Eugenia fue para él muy pronto el ideal de la Margarita de Goethe, menos la falta.

En fin, de dia en día, sus palabras, sus miradas, hechizaron aún más a la joven, que se entregó con delicia a la corriente del amor; se asía a su felicidad como un nadador a la madera de sauce que lo ayuda a salir del río para descansar a la orilla.

Pero los pesares de una próxima ausencia, ¿no entristecían ya las horas más alegres de aquellos fugaces días?

A cada instante, algún pequeño acontecimiento iba a recordarles la' inmediata separación.

Así, por ejemplo, tres días después de la partida de Des Grassins, Carlos fue conducido por Grandet al tribunal de primera instancia, con la solemnidad que la gente de provincia da a esa clase de actos, para que firmara allí la renuncia a la herencia de su padre. ¡Renuncia terrible! Especie de apostasía doméstica. Fue a la oficina de Cruchot a otorgar dos poderes: uno para Des Grassins, otro para el amigo encargado de vender su mueblaje. Luego fue necesario llenar las formalidades requeridas para obtener un pasaporte para el extranjero.
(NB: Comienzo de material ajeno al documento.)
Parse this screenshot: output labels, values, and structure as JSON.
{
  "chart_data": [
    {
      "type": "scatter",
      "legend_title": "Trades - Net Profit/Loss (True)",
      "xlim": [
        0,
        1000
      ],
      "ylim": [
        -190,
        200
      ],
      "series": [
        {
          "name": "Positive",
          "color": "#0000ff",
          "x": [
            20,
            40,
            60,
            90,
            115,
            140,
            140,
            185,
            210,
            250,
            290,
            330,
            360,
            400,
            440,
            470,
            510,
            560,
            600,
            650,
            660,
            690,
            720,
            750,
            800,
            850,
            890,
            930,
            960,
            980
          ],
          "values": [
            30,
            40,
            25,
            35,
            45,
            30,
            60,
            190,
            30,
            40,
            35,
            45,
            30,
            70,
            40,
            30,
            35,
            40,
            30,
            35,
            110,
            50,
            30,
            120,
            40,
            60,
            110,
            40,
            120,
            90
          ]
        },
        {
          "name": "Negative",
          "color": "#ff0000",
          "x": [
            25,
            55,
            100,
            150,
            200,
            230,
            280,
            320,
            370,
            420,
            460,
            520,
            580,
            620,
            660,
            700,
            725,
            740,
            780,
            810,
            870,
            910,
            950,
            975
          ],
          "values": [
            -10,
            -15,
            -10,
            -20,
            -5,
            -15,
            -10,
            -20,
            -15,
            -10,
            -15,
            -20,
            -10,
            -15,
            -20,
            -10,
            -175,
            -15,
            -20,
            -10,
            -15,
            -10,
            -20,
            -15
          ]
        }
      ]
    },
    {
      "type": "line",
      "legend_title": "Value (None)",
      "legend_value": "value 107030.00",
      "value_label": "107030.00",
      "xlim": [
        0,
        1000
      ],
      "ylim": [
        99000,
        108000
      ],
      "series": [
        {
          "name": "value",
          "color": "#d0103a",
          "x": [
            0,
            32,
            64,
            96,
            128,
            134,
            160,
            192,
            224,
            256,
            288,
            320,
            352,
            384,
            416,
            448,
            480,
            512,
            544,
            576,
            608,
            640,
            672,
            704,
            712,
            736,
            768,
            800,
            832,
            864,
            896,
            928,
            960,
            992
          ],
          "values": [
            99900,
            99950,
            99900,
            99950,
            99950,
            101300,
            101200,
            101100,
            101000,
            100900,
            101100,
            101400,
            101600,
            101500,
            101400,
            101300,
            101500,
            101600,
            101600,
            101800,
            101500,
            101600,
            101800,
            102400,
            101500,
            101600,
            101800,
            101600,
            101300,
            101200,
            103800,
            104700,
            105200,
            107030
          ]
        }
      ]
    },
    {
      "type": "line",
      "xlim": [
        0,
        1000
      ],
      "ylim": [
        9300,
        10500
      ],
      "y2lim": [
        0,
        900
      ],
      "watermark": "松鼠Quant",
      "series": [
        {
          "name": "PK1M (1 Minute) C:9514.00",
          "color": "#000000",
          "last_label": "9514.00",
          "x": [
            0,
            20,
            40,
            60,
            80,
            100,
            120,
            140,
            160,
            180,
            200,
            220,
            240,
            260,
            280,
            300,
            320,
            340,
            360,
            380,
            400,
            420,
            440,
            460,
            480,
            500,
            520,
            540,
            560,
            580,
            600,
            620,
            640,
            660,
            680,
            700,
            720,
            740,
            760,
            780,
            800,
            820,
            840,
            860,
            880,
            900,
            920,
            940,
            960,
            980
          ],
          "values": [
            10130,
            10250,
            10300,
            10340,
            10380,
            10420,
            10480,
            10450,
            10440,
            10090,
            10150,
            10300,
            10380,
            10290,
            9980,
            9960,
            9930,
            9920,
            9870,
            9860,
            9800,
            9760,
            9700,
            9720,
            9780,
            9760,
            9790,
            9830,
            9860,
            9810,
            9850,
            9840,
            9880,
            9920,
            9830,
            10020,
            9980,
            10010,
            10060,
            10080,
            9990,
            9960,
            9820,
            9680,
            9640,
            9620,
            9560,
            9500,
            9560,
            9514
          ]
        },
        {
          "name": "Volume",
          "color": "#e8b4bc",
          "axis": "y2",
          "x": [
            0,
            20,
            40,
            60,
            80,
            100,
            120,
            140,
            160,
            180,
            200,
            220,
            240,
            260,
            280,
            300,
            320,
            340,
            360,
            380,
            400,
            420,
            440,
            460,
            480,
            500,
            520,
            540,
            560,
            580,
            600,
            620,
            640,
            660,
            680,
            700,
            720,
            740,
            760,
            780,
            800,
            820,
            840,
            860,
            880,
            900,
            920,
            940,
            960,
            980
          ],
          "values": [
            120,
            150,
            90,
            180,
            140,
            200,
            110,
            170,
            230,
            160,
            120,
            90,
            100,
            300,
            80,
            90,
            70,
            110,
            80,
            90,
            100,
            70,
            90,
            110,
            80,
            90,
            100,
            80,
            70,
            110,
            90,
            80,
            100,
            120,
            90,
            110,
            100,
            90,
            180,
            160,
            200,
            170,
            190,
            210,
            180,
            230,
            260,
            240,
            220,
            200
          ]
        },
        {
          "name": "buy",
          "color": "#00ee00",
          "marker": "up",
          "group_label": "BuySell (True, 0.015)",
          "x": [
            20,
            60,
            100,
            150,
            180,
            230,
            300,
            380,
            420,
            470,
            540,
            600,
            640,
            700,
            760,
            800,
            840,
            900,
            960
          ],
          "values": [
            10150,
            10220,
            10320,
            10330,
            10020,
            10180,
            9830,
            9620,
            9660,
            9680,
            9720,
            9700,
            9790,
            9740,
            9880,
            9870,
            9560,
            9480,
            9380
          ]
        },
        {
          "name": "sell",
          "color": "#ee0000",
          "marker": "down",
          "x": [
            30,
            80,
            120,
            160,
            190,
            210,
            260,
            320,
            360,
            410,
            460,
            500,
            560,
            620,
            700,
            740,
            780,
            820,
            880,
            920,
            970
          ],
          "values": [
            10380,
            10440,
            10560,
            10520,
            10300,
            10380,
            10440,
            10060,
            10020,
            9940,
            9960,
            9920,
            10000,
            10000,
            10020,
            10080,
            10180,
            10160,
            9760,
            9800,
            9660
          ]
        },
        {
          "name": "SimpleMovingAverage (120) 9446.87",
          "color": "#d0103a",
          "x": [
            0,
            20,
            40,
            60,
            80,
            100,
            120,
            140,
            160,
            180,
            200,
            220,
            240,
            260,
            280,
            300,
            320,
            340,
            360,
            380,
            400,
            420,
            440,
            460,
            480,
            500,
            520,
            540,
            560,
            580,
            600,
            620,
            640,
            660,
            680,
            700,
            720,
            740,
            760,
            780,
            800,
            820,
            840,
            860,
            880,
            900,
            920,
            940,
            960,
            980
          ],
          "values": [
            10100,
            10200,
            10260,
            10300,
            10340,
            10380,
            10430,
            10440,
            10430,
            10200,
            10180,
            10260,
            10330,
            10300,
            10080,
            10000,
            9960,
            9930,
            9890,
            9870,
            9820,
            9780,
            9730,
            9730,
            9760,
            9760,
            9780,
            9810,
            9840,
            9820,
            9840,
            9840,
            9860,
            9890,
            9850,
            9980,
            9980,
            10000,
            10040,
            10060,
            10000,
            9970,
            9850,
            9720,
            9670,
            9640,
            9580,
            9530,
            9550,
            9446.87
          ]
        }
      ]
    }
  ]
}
En fin, cuando le llegaron de París los sencillos vestidos de luto que había encargado, llamó a un sastre de Saumur y le vendió todo su inútil guardarropa. Este acto agradó singularmente al tío Grandet.

- ¡Ah! Está usted como un hombre que va a embarcarse y que quiere hacer fortuna -le dijo al verlo vestido con un redingote de grueso paño negro-. ¡Bien, muy bien!

- Le pido que crea, tío, que sabré ponerme a la altura de mi posición.

- ¿Qué es eso? -exclamó el viejo, cuyos ojos se animaron al ver un puñado de oro que le mostró Carlos.

- He reunido, tío, mis botones, mis anillos, todas las superfluidad es que poseo y que pueden tener algún valor; pero como no conozco a nadie en Saumur, quisiera pedirle a usted que ...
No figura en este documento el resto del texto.